On Wednesday, Twitter users started posting pictures of a mislabeled map that was broadcast by CNN. The network, attempting to portray the countries that had cases of Ebola, had mistaken Niger for Nigeria:
The confusion provoked angry reactions from many Twitter users. It would not be the first time CNN has mapped cities or countries far away from their actual position, however:
As you can see, CNN has mapping issues not only in Africa, but also in Europe and Asia. And it's far from the only news outlet to make such an error. Earlier this year, NBC News anchor Brian Williams began his broadcast by saying: “Tonight it now feels as if the world is aware and responding to the kidnapping of 276 girls in Kenya three weeks ago today." In reality, the kidnappings had taken place in Nigeria.
The pressures of live television make mistakes like these understandable. However, many Twitter users seem to perceive the recent Nigeria-Niger confusion as just another example of ignorance by Western media outlets. Other examples are easy to come by. In 2010, a BBC series on Nigeria's most populous city, Lagos, featuring the lives of slum dwellers, drew criticism for its potrayal of the city, which many felt was not accurate. One year later, international media came under attack on Twitter during the Somalia famine for showing up only "when there were dying children to film," according to Reuters.
In an article for the Guardian published in 2013, Nigerian journalist Remi Adekoya offered an explanation for why some have such strong feelings about how journalists cover the continent: "Africans, especially those living abroad, fret about the perception of their continent and its inhabitants because their future often depends on the opinions of those in whose country they reside," Adekoya wrote. "Each major news item presenting Africa in a negative light is viewed by these folk as something that will make their working lives that bit harder."
While CNN's on-air mislabeling sparked a major backlash on Twitter, many Americans might not have noticed the flawed map.
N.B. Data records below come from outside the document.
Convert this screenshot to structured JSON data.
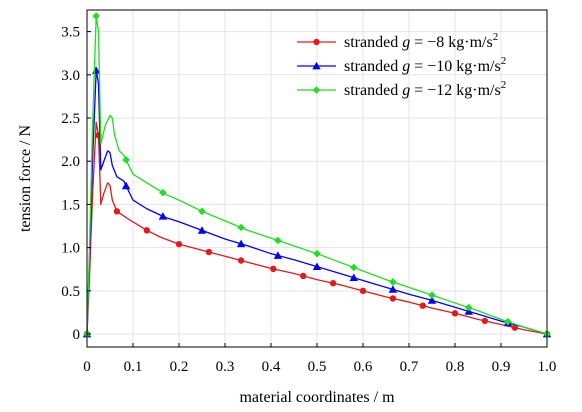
{
  "chart_data": {
    "type": "line",
    "title": "",
    "xlabel": "material coordinates / m",
    "ylabel": "tension force / N",
    "xlim": [
      0,
      1.0
    ],
    "ylim": [
      -0.15,
      3.75
    ],
    "x_ticks": [
      0,
      0.1,
      0.2,
      0.3,
      0.4,
      0.5,
      0.6,
      0.7,
      0.8,
      0.9,
      1.0
    ],
    "x_tick_labels": [
      "0",
      "0.1",
      "0.2",
      "0.3",
      "0.4",
      "0.5",
      "0.6",
      "0.7",
      "0.8",
      "0.9",
      "1.0"
    ],
    "y_ticks": [
      0,
      0.5,
      1.0,
      1.5,
      2.0,
      2.5,
      3.0,
      3.5
    ],
    "y_tick_labels": [
      "0",
      "0.5",
      "1.0",
      "1.5",
      "2.0",
      "2.5",
      "3.0",
      "3.5"
    ],
    "grid": true,
    "legend_position": "top-right",
    "series": [
      {
        "name": "stranded g = −8 kg·m/s²",
        "legend": {
          "prefix": "stranded ",
          "var": "g",
          "rest": " = −8 kg·m/s",
          "sup": "2"
        },
        "color": "#e31a1c",
        "marker": "circle",
        "points": [
          [
            0,
            0
          ],
          [
            0.005,
            0.6
          ],
          [
            0.012,
            1.6
          ],
          [
            0.02,
            2.45
          ],
          [
            0.025,
            2.3
          ],
          [
            0.03,
            1.5
          ],
          [
            0.036,
            1.62
          ],
          [
            0.045,
            1.75
          ],
          [
            0.05,
            1.72
          ],
          [
            0.055,
            1.55
          ],
          [
            0.065,
            1.42
          ],
          [
            0.09,
            1.33
          ],
          [
            0.13,
            1.2
          ],
          [
            0.16,
            1.12
          ],
          [
            0.2,
            1.04
          ],
          [
            0.25,
            0.97
          ],
          [
            0.3,
            0.9
          ],
          [
            0.35,
            0.83
          ],
          [
            0.4,
            0.76
          ],
          [
            0.45,
            0.7
          ],
          [
            0.5,
            0.63
          ],
          [
            0.55,
            0.57
          ],
          [
            0.6,
            0.5
          ],
          [
            0.65,
            0.43
          ],
          [
            0.7,
            0.37
          ],
          [
            0.75,
            0.3
          ],
          [
            0.8,
            0.24
          ],
          [
            0.85,
            0.17
          ],
          [
            0.9,
            0.11
          ],
          [
            0.95,
            0.05
          ],
          [
            1.0,
            0
          ]
        ],
        "marker_x": [
          0,
          0.025,
          0.065,
          0.13,
          0.2,
          0.265,
          0.335,
          0.405,
          0.47,
          0.535,
          0.6,
          0.665,
          0.73,
          0.8,
          0.865,
          0.93,
          1.0
        ]
      },
      {
        "name": "stranded g = −10 kg·m/s²",
        "legend": {
          "prefix": "stranded ",
          "var": "g",
          "rest": " = −10 kg·m/s",
          "sup": "2"
        },
        "color": "#0000ff",
        "marker": "triangle",
        "points": [
          [
            0,
            0
          ],
          [
            0.005,
            0.8
          ],
          [
            0.012,
            2.0
          ],
          [
            0.02,
            3.05
          ],
          [
            0.025,
            2.9
          ],
          [
            0.03,
            1.9
          ],
          [
            0.038,
            2.02
          ],
          [
            0.045,
            2.12
          ],
          [
            0.05,
            2.1
          ],
          [
            0.055,
            1.95
          ],
          [
            0.065,
            1.82
          ],
          [
            0.08,
            1.77
          ],
          [
            0.1,
            1.55
          ],
          [
            0.13,
            1.45
          ],
          [
            0.17,
            1.35
          ],
          [
            0.2,
            1.3
          ],
          [
            0.25,
            1.2
          ],
          [
            0.3,
            1.1
          ],
          [
            0.35,
            1.02
          ],
          [
            0.4,
            0.93
          ],
          [
            0.45,
            0.86
          ],
          [
            0.5,
            0.78
          ],
          [
            0.55,
            0.7
          ],
          [
            0.6,
            0.62
          ],
          [
            0.65,
            0.54
          ],
          [
            0.7,
            0.46
          ],
          [
            0.75,
            0.39
          ],
          [
            0.8,
            0.31
          ],
          [
            0.85,
            0.23
          ],
          [
            0.9,
            0.15
          ],
          [
            0.95,
            0.08
          ],
          [
            1.0,
            0
          ]
        ],
        "marker_x": [
          0,
          0.02,
          0.085,
          0.165,
          0.25,
          0.335,
          0.415,
          0.5,
          0.58,
          0.665,
          0.75,
          0.83,
          0.915,
          1.0
        ]
      },
      {
        "name": "stranded g = −12 kg·m/s²",
        "legend": {
          "prefix": "stranded ",
          "var": "g",
          "rest": " = −12 kg·m/s",
          "sup": "2"
        },
        "color": "#22dd22",
        "marker": "diamond",
        "points": [
          [
            0,
            0
          ],
          [
            0.005,
            0.9
          ],
          [
            0.012,
            2.4
          ],
          [
            0.02,
            3.68
          ],
          [
            0.025,
            3.5
          ],
          [
            0.03,
            2.2
          ],
          [
            0.04,
            2.42
          ],
          [
            0.05,
            2.53
          ],
          [
            0.055,
            2.5
          ],
          [
            0.06,
            2.3
          ],
          [
            0.07,
            2.12
          ],
          [
            0.08,
            2.07
          ],
          [
            0.1,
            1.85
          ],
          [
            0.13,
            1.75
          ],
          [
            0.17,
            1.62
          ],
          [
            0.2,
            1.55
          ],
          [
            0.25,
            1.42
          ],
          [
            0.3,
            1.31
          ],
          [
            0.35,
            1.2
          ],
          [
            0.4,
            1.11
          ],
          [
            0.45,
            1.02
          ],
          [
            0.5,
            0.93
          ],
          [
            0.55,
            0.83
          ],
          [
            0.6,
            0.73
          ],
          [
            0.65,
            0.63
          ],
          [
            0.7,
            0.54
          ],
          [
            0.75,
            0.45
          ],
          [
            0.8,
            0.36
          ],
          [
            0.85,
            0.27
          ],
          [
            0.9,
            0.17
          ],
          [
            0.95,
            0.08
          ],
          [
            1.0,
            0
          ]
        ],
        "marker_x": [
          0,
          0.02,
          0.085,
          0.165,
          0.25,
          0.335,
          0.415,
          0.5,
          0.58,
          0.665,
          0.75,
          0.83,
          0.915,
          1.0
        ]
      }
    ]
  }
}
On Friday, in honor of the U.S.-African Leaders Summit taking place in D.C. this week, The Washington Post published a quiz that asked readers to find countries from the African continent on a map.
According to data from more than 40,000 respondents, the countries were identified correctly less than half of the time. Although Niger and Nigeria did not rank among the least-recognized countries (those would be Gambia and Guinea-Bissau), they were correctly identified only by 43 percent and 48 percent, respectively.